O primeiro-ministro revela enormes fragilidades na sua formação política, cultural e democrática

Alguns elementos do governo, como Aguiar Branco e Rui Machete, tentaram branquear as declarações do primeiro-ministro proferidas ontem no encerramento da Universidade de Verão do PSD sobre o acórdão do Tribunal Constitucional, como se o que estivesse em causa fosse o primeiro-ministro não poder  criticar uma decisão do TC. Ora, o que o primeiro-ministro fez foi pôr em causa os juízes – acusados de falta de bom senso – e a existência do próprio Tribunal que em sua opinião não serve para nada e é um entrave à acção do governo.

E o que é preocupante é o facto de pessoas com responsabilidades – comentadores e jornalistas –  continuarem a dizer que o despedimento sem critério dos funcionários públicos (era isso que estava em causa) devia ser permitido porque é essa a regra no sector privado, o que não é verdade uma vez que a própria Constituição (art.º 53.º) proíbe o despedimento sem justa causa de qualquer trabalhador.

O primeiro-ministro e os seus seguidores deviam rever este depoimento de Manuela Ferreira Leite para perceberem os princípios que inspiram a norma do não despedimento dos funcionários públicos. Sendo alguém da mesma família política, que foi várias vezes ministra em governos do PSD que conhece bem o funcionamento do Estado talvez aceitem ouvi-la e aprendam alguma coisa.

O primeiro-ministro revela enormes fragilidades na sua formação política, cultural e democrática. Cada vez que fala de improviso ou é uma baralhada sem nexo ou revela um desconhecimento de princípios fundamentais da vida em sociedades democráticas. Por isso se deixou dominar por Vítor Gaspar com os resultados conhecidos e está agora deslumbrado com outro académico que levou para o governo – Poiares Maduro – que, estranhamente, abdicou do rigor e da cultura que lhe eram publicamente reconhecidos na sua  carreira universitária para se tornar no demagogo do governo.

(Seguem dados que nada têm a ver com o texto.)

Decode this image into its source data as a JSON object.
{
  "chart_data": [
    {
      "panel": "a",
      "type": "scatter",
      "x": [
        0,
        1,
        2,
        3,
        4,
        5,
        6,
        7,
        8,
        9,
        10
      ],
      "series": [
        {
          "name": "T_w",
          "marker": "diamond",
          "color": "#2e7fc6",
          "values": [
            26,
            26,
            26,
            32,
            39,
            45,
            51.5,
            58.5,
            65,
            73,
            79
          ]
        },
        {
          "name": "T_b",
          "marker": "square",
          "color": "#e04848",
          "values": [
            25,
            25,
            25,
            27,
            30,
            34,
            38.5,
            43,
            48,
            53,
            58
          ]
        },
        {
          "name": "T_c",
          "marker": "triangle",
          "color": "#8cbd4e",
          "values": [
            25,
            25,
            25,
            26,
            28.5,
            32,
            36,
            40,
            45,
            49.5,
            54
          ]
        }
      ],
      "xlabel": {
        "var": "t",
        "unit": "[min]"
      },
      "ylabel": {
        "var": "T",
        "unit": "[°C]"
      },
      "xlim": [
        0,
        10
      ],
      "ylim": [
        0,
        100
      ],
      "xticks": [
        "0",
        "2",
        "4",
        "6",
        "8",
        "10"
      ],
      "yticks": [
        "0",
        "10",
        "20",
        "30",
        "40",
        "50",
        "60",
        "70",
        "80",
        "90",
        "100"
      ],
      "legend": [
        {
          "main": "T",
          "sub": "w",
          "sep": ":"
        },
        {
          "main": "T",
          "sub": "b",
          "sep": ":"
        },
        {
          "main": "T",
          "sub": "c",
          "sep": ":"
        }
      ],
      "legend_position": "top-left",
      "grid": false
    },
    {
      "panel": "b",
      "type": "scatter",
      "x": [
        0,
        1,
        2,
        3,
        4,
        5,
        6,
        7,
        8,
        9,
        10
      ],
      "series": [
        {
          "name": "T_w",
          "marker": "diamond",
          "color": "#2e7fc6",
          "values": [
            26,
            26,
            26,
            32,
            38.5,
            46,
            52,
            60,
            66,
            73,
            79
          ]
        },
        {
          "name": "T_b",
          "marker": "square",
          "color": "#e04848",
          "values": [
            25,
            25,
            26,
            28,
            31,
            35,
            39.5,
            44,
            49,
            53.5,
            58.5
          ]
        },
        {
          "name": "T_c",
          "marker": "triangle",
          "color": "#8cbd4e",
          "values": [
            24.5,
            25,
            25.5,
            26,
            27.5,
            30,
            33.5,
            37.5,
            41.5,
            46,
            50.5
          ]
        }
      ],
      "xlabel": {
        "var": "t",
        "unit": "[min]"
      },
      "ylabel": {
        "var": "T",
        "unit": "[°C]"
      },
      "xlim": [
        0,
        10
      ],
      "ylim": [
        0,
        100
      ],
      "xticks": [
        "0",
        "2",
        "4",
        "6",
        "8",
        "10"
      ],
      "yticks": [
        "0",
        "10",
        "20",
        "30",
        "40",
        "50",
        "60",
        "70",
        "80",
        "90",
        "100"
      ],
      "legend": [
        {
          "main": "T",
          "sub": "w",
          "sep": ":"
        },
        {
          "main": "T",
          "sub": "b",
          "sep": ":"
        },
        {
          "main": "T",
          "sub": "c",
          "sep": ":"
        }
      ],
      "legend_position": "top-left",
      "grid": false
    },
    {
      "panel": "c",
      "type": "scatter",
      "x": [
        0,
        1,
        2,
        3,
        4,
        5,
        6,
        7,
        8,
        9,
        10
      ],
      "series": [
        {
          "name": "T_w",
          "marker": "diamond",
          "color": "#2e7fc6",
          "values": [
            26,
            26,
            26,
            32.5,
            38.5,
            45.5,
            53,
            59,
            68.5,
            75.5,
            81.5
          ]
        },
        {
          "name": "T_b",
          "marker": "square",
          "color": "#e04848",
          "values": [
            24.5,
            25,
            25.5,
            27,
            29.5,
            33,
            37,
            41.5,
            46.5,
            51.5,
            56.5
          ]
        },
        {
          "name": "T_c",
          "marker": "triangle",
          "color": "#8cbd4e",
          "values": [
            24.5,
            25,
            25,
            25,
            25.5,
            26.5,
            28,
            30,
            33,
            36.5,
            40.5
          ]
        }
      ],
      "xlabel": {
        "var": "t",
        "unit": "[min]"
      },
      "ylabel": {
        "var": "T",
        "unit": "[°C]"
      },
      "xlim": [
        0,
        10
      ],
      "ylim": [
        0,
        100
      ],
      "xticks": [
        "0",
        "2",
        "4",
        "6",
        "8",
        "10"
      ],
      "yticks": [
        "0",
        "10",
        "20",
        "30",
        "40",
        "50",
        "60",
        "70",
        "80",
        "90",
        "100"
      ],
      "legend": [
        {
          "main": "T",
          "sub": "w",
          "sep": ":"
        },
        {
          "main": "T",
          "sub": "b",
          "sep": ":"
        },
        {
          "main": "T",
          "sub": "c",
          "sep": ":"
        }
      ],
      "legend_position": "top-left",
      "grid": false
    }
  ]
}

Seria muito mais útil ao País e ao governo que pessoas como Poiares Maduro usassem a sua cultura e experiência profissional e académica para ajudarem o primeiro-ministro a pensar e a expressar-se de acordo com as funções que desempenha, em vez de saírem cegamente em sua defesa, como aconteceu na Universidade de Verão, por exemplo com a “aula” de Poiares Maduro.